Raciste, impérialiste et belliciste à outrance, obsédé par l’esprit de revanche après la défaite de Sedan et persuadé que la restauration de la puissance française passerait par la préséance de l’armée sur le parlement, Emile Auguste Cyprien Driant (1855-1916) épousa tout naturellement les idées du général Boulanger, puis sa fille ; quand on aime, on ne compte pas.

On le surnomma l' »Utopiste de la guerre ». Saint-Cyrien, officier d’infanterie depuis 1877, il finit colonel, mort au champ d’honneur sous les balles allemandes, au Bois des Caures, à Verdun ; il accompagna aussi un temps son cher beau-père dans ses ambitions politiques (il fut élu député de Nancy en 1910), mais c’est surtout en tant que romancier pour la jeunesse qu’il trouva le mieux à exprimer ses convictions.
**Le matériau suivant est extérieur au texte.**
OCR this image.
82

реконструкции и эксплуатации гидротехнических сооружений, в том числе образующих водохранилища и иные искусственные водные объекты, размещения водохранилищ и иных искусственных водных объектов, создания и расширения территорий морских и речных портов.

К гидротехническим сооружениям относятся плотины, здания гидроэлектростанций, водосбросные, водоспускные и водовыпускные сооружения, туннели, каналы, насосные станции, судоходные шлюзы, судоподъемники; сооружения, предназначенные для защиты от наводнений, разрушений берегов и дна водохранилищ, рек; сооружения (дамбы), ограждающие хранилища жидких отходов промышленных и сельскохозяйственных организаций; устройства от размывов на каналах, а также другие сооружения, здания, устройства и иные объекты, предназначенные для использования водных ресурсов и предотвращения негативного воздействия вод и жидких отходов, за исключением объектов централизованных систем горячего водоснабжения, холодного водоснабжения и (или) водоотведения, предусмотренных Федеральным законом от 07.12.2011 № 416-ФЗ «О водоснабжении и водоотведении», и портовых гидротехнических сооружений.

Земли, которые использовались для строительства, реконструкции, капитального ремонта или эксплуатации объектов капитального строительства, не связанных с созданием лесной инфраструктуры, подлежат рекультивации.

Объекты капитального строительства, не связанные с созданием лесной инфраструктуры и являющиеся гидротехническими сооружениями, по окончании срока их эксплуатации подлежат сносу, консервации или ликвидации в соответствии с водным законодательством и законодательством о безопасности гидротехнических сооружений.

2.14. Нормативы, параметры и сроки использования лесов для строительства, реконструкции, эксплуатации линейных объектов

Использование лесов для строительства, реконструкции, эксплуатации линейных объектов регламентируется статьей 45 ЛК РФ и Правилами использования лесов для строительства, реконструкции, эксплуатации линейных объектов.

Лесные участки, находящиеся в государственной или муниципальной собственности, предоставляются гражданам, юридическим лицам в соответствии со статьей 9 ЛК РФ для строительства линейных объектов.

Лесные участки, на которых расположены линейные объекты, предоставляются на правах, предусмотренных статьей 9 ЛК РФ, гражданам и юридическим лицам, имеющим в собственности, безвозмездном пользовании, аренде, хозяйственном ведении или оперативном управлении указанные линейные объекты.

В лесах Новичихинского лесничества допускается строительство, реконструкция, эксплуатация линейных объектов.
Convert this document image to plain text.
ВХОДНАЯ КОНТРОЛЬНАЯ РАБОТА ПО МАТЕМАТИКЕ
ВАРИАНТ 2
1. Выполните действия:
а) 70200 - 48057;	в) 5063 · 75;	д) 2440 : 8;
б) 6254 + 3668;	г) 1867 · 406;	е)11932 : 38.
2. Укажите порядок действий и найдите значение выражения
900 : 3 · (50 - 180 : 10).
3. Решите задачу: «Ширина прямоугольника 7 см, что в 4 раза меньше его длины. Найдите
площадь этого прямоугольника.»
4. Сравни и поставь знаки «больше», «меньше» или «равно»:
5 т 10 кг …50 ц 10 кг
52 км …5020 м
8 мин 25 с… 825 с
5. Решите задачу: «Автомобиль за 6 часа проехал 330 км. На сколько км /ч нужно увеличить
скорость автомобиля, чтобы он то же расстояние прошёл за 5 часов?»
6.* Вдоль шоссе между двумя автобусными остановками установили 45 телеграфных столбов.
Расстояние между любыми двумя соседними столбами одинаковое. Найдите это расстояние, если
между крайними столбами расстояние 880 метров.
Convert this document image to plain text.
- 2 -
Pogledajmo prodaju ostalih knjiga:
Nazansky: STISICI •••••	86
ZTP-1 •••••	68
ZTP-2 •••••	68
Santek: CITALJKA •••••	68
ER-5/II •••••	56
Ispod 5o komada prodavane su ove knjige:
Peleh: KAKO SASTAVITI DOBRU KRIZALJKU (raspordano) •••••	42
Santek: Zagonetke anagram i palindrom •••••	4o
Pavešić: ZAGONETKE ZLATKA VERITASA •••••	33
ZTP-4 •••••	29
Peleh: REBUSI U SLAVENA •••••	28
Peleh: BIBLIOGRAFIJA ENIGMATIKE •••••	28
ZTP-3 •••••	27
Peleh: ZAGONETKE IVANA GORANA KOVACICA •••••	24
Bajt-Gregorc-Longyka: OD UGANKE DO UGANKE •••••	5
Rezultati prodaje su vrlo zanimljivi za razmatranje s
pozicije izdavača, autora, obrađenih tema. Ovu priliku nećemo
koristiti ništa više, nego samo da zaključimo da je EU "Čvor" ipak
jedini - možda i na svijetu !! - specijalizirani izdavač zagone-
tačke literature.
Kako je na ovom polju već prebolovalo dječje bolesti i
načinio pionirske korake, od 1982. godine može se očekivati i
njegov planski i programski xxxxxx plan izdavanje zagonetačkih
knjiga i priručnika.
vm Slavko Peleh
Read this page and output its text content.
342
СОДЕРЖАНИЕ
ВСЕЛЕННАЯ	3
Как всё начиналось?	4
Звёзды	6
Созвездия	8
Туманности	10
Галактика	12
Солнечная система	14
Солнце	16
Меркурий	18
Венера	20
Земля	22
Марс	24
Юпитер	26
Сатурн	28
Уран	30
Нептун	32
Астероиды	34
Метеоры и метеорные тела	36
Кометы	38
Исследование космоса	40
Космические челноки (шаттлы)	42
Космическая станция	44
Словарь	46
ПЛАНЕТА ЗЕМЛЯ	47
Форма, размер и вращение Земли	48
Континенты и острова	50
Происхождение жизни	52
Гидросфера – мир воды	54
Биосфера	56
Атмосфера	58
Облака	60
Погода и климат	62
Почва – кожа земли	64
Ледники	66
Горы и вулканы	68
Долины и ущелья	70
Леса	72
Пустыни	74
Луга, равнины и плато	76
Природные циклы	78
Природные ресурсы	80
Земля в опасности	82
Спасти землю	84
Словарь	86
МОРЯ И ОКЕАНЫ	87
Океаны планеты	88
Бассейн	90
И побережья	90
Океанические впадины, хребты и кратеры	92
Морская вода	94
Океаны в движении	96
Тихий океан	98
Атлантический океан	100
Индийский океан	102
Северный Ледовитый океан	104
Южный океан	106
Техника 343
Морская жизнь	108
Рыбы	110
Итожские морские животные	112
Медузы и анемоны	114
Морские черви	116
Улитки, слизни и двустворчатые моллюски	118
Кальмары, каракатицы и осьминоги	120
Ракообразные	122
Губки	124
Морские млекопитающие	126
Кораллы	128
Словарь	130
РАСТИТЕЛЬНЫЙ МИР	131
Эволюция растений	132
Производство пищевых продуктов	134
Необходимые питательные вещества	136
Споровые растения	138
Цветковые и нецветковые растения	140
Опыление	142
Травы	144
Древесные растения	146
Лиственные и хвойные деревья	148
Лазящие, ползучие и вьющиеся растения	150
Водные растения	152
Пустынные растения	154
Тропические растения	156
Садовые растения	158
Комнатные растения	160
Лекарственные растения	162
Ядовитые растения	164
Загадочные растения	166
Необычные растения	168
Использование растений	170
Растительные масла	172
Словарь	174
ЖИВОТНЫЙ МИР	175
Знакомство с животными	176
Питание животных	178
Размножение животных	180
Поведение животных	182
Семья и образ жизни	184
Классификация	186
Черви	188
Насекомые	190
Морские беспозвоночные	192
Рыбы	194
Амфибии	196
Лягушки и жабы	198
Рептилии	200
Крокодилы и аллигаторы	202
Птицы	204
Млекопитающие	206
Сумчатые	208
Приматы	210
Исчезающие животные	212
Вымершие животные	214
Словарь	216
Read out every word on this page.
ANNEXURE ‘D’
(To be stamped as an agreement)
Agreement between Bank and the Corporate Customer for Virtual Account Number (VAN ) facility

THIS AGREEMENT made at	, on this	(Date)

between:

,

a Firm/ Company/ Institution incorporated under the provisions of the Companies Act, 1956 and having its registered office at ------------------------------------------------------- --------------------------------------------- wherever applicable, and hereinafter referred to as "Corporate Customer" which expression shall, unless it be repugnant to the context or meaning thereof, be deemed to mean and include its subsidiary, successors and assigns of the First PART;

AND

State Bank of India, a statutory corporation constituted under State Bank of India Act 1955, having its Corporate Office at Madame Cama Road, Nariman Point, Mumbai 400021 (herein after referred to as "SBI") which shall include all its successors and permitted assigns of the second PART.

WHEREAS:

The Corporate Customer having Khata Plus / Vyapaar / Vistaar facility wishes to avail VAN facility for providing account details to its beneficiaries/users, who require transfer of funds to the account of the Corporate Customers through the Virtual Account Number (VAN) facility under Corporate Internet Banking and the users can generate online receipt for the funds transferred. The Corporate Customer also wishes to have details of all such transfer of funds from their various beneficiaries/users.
Sous le pseudonyme de « Capitaine Danrit », Driant fut en effet, avec Paul d’Ivoi et Louis Boussenard, l’un des piliers du mythique Journal des voyages, dans lequel s’enchaînaient récits de voyages exotiques plus ou moins vécus et feuilletons d’anticipation échevelés dans la tradition de Verne et Wells.

Chantre du roman d’aventures coloniales, le capitaine est resté célèbre pour ses nombreuses politiques-fictions opposant vaillants militaires français et ennemis de la patrie, d’où qu’ils viennent : l’Allemand, bien sûr (La Guerre de demain), mais aussi les sauvages peuplades issues du tiers-monde, réfractaires à toutes idées de progrès et de civilisation, que des mœurs galopantes convertissent en autant de menaçants  » périls « , noir (L’Invasion noire) ou jaune (L’Invasion jaune)… Mais ceux que Danrit exècre par dessus tout (sans compter les Juifs : Capitaine Danrit versus Capitaine Dreyfus !), ce sont les Anglais (La Guerre fatale). Ceux-là ne reculent devant aucune bassesse : « Le gouvernement britannique a commis une déloyauté sans exemple dans l’histoire : il la couronne d’un assassinat », celui du plus illustre des captifs, l’auguste prisonnier de Sainte-Hélène. Car Danrit est également l’auteur de cette belle uchronie napoléonienne, Evasion d’empereur, en 1903 (avant l’Entente Cordiale, donc), dans laquelle des fidèles Corses dévoués à la cause organisent sa fuite de l’île… à bord d’un submersible ! Bien sur, Jules Verne n’est jamais très loin. Le sous-marin en question est construit d’après les plans laissés par Robert Fulton, l’inventeur du « Nautilus », le premier sous-marin du genre (en 1798), auquel l’auteur de Vingt mille lieues sous les mers devait emprunter son nom pour baptiser le vaisseau du capitaine Némo.